Colombia

Center for Social Justice Studies v. Presidency of the Republic et al. Judgment T-622/16 (Atrato River Case)

Year filed
2015
Year of most recent ruling
2016
Court(s)

Constitutional Court

Status
Decided
Plaintiff(s)

Center of Studies for Social Justice “Tierra Digna”

Respondent(s)

The President; The Ministry of the Interior; and others

Facts

Chocó is a district in Colombia known as one of the most biodiverse regions on Earth. It hosts four humid and tropical ecosystems, several national parks and the Atrato River Basin, through which three rivers (the Atrato, Baudó and San Juan) run. These three rivers contain valuable minerals, play important roles in navigability and are essential for local agriculture. Along the Atrato River live Afro-descendent and indigenous peoples who have depended on the ecosystem as a source of sustenance and culture for centuries. Descendants of mestizo migrants have also come to depend on the river.

As a result of exploitative mining and logging practices conducted over several years, the Atrato River Basin area suffered extensive damage.
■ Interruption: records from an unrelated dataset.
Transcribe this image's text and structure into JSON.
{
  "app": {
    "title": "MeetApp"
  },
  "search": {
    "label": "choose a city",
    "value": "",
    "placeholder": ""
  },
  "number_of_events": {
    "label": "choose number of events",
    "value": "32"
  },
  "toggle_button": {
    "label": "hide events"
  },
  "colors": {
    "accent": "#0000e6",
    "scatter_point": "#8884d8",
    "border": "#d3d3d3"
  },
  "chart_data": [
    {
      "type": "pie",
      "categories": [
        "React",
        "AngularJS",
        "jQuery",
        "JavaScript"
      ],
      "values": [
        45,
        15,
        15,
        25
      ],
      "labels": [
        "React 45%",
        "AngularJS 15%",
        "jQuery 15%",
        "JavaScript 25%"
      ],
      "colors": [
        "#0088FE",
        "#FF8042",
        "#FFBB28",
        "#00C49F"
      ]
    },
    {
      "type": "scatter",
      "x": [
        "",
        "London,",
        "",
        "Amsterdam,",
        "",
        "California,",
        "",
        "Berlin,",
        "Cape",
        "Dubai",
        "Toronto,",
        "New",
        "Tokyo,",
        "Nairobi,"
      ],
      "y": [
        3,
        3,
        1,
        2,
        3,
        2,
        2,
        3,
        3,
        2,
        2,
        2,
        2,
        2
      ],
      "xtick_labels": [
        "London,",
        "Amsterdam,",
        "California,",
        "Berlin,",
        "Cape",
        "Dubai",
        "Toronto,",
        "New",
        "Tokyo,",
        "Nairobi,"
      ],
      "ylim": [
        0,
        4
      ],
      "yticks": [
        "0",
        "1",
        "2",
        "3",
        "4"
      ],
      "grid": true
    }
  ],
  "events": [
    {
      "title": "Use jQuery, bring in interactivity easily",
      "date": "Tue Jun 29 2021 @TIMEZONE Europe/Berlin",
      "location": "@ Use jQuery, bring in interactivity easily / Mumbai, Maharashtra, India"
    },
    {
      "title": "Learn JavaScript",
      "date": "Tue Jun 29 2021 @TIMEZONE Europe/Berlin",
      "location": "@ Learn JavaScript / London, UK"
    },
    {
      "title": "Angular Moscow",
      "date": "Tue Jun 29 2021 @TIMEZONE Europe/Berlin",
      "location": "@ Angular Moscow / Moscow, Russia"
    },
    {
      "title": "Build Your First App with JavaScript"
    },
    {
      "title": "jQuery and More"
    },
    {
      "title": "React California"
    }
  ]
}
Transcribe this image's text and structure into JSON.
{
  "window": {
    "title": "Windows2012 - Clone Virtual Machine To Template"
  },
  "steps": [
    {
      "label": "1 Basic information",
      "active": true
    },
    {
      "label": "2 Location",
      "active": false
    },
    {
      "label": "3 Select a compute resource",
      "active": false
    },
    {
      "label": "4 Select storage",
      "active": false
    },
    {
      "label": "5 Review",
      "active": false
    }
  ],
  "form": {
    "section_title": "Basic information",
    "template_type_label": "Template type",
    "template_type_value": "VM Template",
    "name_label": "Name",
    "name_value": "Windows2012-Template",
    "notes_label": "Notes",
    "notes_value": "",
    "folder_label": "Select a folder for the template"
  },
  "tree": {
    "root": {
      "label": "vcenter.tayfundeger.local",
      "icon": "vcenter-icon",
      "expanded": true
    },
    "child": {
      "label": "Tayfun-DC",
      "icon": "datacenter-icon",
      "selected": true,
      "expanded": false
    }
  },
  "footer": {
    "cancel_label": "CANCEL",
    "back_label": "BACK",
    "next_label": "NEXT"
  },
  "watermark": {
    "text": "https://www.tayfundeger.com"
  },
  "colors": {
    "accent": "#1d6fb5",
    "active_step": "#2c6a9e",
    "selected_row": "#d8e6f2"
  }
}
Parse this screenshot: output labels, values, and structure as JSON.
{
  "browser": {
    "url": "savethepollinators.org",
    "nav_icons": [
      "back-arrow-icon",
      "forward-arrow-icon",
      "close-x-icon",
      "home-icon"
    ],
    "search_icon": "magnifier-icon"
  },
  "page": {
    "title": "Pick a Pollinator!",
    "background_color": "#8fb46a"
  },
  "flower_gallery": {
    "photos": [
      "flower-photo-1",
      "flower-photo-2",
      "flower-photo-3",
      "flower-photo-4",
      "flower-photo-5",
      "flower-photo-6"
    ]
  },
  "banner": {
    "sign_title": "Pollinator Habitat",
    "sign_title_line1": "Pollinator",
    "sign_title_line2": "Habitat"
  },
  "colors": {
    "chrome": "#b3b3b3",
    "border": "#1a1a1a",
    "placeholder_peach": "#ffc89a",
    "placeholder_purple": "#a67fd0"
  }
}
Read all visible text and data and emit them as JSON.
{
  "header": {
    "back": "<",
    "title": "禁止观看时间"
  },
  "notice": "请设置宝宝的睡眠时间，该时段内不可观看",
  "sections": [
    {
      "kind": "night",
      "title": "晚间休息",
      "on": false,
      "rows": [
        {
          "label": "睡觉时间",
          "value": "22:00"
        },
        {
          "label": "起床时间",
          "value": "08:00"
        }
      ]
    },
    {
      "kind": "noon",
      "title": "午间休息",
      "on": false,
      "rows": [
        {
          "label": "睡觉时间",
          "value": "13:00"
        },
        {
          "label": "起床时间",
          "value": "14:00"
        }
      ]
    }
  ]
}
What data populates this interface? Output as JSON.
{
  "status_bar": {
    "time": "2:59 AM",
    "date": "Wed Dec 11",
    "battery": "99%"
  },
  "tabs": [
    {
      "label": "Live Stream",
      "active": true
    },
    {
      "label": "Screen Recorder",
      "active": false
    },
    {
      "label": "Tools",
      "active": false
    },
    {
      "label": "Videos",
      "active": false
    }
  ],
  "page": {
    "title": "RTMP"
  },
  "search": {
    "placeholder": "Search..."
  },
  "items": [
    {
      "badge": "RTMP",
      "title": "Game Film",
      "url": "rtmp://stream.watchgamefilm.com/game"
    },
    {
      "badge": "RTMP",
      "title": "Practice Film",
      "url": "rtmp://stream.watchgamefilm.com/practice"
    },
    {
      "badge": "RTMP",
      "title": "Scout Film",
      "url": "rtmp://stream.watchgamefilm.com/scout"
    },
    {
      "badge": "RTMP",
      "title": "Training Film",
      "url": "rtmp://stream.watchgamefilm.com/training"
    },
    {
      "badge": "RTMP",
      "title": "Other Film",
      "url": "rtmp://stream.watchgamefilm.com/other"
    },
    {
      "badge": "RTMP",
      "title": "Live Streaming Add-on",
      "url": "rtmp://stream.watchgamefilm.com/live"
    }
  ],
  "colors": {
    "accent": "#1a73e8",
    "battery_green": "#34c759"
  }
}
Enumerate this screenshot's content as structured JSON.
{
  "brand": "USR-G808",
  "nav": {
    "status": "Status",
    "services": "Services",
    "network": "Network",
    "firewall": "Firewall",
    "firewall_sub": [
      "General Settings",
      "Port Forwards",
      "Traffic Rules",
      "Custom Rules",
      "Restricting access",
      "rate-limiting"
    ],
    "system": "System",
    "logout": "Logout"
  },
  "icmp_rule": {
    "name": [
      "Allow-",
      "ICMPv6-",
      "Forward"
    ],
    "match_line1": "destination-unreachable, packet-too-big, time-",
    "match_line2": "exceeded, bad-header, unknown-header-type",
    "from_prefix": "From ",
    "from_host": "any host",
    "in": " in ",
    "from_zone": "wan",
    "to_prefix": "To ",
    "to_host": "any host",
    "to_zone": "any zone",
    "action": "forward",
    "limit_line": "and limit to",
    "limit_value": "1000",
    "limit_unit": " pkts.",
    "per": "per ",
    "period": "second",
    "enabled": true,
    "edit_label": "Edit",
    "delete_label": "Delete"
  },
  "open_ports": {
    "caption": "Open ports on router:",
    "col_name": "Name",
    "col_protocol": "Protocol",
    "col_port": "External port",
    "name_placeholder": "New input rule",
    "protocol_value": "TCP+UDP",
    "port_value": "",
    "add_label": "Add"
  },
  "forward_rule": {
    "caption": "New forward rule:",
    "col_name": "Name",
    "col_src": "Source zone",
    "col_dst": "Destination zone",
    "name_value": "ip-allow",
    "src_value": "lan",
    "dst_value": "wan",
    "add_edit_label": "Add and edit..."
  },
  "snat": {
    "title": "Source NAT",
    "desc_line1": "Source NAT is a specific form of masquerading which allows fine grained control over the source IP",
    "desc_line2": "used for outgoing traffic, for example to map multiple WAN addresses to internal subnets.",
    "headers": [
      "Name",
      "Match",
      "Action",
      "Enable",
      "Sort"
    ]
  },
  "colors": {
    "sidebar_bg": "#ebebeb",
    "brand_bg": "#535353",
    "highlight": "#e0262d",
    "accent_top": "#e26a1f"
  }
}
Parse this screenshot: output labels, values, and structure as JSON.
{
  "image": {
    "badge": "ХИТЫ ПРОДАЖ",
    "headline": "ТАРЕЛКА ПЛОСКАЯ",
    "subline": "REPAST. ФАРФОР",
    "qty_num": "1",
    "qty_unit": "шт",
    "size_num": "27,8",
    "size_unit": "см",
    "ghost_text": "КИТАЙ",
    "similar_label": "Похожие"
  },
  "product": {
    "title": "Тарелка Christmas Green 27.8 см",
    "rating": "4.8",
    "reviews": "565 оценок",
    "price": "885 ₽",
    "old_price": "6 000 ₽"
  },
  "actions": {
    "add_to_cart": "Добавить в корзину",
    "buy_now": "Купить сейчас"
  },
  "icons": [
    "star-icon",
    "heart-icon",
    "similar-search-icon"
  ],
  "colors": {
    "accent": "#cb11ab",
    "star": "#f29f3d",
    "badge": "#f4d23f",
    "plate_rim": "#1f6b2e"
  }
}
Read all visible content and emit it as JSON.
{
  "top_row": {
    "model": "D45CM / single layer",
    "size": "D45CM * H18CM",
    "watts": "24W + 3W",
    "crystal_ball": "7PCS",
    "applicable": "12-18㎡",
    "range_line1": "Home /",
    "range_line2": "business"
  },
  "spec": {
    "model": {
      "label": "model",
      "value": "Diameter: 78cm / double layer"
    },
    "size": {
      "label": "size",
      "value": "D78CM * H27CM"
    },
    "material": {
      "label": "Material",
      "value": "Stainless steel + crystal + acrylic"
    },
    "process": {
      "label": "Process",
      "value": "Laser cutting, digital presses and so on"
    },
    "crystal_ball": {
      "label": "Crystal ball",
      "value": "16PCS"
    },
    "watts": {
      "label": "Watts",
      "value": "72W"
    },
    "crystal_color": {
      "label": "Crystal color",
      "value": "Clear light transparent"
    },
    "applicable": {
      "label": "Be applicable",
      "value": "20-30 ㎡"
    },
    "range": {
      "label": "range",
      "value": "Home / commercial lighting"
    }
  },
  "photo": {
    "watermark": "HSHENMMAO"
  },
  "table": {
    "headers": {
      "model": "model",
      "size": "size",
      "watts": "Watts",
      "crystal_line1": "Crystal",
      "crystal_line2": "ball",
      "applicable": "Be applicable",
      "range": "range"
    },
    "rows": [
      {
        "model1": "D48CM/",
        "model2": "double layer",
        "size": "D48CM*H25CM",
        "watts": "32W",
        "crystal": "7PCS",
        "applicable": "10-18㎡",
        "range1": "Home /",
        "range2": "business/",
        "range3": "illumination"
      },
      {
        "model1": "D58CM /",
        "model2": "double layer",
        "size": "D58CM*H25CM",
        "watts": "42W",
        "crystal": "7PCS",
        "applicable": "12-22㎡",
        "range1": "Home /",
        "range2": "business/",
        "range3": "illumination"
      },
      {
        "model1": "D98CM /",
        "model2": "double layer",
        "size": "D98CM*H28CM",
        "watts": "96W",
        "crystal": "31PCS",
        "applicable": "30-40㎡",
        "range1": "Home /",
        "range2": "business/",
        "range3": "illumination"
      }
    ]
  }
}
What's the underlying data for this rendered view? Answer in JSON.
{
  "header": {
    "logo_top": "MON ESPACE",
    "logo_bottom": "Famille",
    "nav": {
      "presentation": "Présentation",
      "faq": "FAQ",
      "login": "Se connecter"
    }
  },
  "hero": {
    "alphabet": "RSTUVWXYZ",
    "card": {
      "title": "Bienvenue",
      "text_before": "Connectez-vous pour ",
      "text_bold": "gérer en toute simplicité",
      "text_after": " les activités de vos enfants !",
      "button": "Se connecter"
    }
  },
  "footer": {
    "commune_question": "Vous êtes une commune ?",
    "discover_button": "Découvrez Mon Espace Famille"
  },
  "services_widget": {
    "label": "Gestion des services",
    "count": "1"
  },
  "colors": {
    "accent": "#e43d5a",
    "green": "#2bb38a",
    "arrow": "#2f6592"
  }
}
Heavy machinery destroyed the riverbed, while indiscriminate amounts of cyanide, mercury and other toxic substances infiltrated the waters and chemical vapors polluted the air. Various problems emerged as a result of this environmental damage, including the poisoning and in some cases death of children and adults. Additionally, species that depended on the river became endangered and the way of life of the people of Chocó was threatened.

The plaintiff – an NGO representing members of the Afro-descendent, indigenous and mestizo migrant communities – filed a tutela action (a special injunction to protect violated or threatened fundamental rights) alleging violations of, among other things, their constitutional rights to life, health, water, food security and a healthy environment. The plaintiff asked that the Court protect those rights and issue orders that would set forth structural solutions to the crisis occurring in the Atrato River Basin and its surroundings. Regarding the R2HE, the plaintiff argued that state authorities’ failure to address mining in the basin resulted in threats to community members’ access to food and water, dangers to their health and a risk of displacement that would sever their cultural ties.

Decision

The Court determined that the defendants had seriously violated the communities’ constitutional rights to, among other things, life, health, water, food security and a healthy environment by failing to adequately respond to the many problems faced in the basin as a result of illegal mining. It came to this conclusion by acknowledging the various negative impacts that the communities suffered due to mining, including loss of their means of subsistence, serious threats to their cultural fabric posed by impending displacement and harm to their health caused by pollution. Consequently, the Court ordered that the defendants adopt and implement a vast set of measures aimed at restoring and protecting the basin. Moreover, the Court recognized the basin as holding rights of its own, which the government was tasked with guarding and representing in collaboration with the communities that depended on it.